At 12:03 PM 11/12/97 +1100, you wrote:
>Hi Rick and other interested parties,
>
>I don't want to be seen to be raining on your parade, .... but has anyone
>thought to look at the sensor science behind this project yet?
>
>Back in the mid '70s I fleshed out the design for an ultrasonic anemometer
>based upon an orthogonal array of 40KHz transducers. As I recall it, the
>speed of sound is a function of air temperature and moisture content. If you
>ignore these, as it appears is your intent from your pin assignments below,
>you are likely to reap the consequential accuracy and stability limits.
>Perhaps "y'all" need to decide what your project objectives are in terms of
>performance and then look at what units, baud rates etc can be applied.
>
>Ross "Often the realist" McKenzie
>Melbourne Australia

Ross,

I did a little bit of checking and here is how the speed of sound in still
air varies with humidity and temperature:

At 20deg Cel.

0% Rel Humidity for 40KHz : 1127.188 ft/sec
100% RH for 40KHz: 1130.963 ft/sec

Not a bit deal at all for RH, would cause less than 1% error.

For Temp:

30 deg Cel (0% RH): 1145.6 ft/sec
0 deg Cel (0% RH): 1087.4 ft/sec

Here, we have about a 5.3 % variation over the temp range 0 to 30 deg C.
This is not too bad either because it is unlikely that most of the
applications mentioned here (with the possible exception of the grain silo)
would not subject the unit to such a variability in environment.
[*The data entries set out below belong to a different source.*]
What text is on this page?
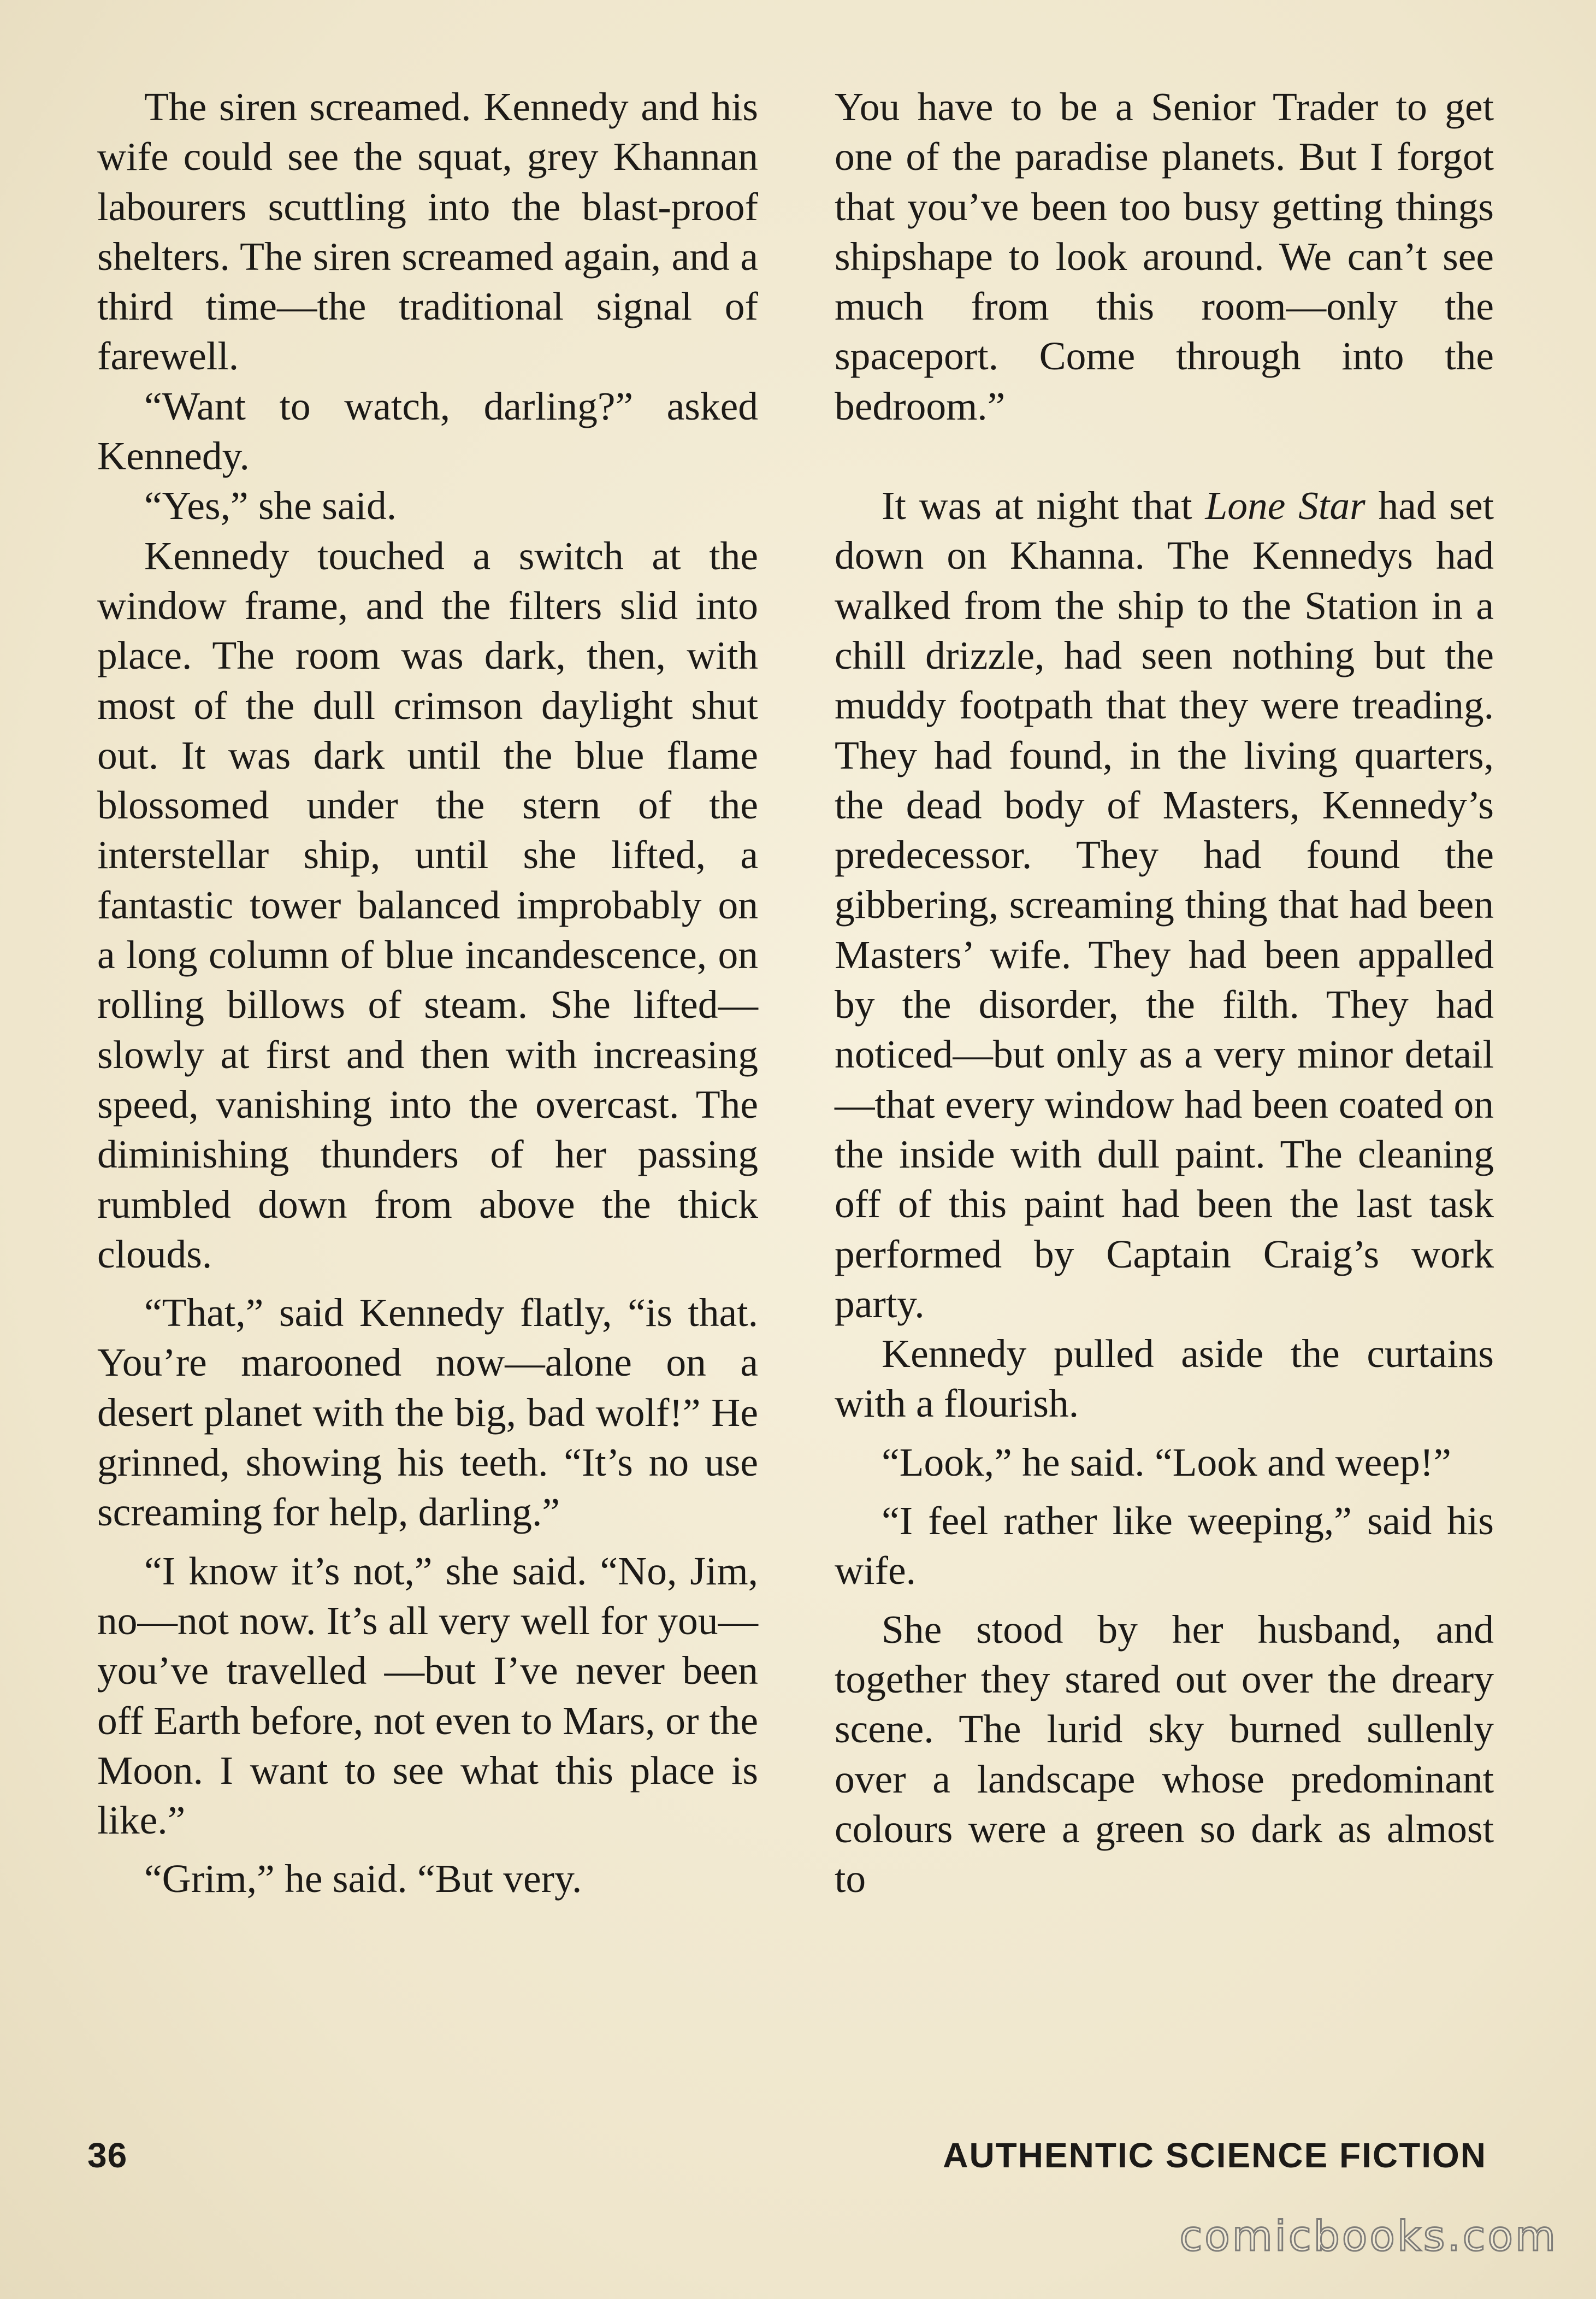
The siren screamed. Kennedy and his wife could see the squat, grey Khannan labourers scuttling into the blast-proof shelters. The siren screamed again, and a third time—the traditional signal of farewell.

“Want to watch, darling?” asked Kennedy.

“Yes,” she said.

Kennedy touched a switch at the window frame, and the filters slid into place. The room was dark, then, with most of the dull crimson daylight shut out. It was dark until the blue flame blossomed under the stern of the interstellar ship, until she lifted, a fantastic tower balanced improbably on a long column of blue incandescence, on rolling billows of steam. She lifted—slowly at first and then with increasing speed, vanishing into the overcast. The diminishing thunders of her passing rumbled down from above the thick clouds.

“That,” said Kennedy flatly, “is that. You’re marooned now—alone on a desert planet with the big, bad wolf!” He grinned, showing his teeth. “It’s no use screaming for help, darling.”

“I know it’s not,” she said. “No, Jim, no—not now. It’s all very well for you—you’ve travelled —but I’ve never been off Earth before, not even to Mars, or the Moon. I want to see what this place is like.”

“Grim,” he said. “But very.

You have to be a Senior Trader to get one of the paradise planets. But I forgot that you’ve been too busy getting things shipshape to look around. We can’t see much from this room—only the spaceport. Come through into the bedroom.”

It was at night that Lone Star had set down on Khanna. The Kennedys had walked from the ship to the Station in a chill drizzle, had seen nothing but the muddy footpath that they were treading. They had found, in the living quarters, the dead body of Masters, Kennedy’s predecessor. They had found the gibbering, screaming thing that had been Masters’ wife. They had been appalled by the disorder, the filth. They had noticed—but only as a very minor detail—that every window had been coated on the inside with dull paint. The cleaning off of this paint had been the last task performed by Captain Craig’s work party.

Kennedy pulled aside the curtains with a flourish.

“Look,” he said. “Look and weep!”

“I feel rather like weeping,” said his wife.

She stood by her husband, and together they stared out over the dreary scene. The lurid sky burned sullenly over a landscape whose predominant colours were a green so dark as almost to

36	AUTHENTIC SCIENCE FICTION
comicbooks.com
Besides,
does a farmer really care THAT much if he only knows his grain storage
amount to 5% on a real time basis?

In your anemometer design, I would think that you were measuring the change
in the speed of sound in air due to air movement. This is a somewhat more
pronounced effect, since it is almost like velocity addition. However, even
extreme wind speeds are only a fraction of the speed of sound.

Sean


Sean Breheny,KA3YXM
Electrical Engineering Student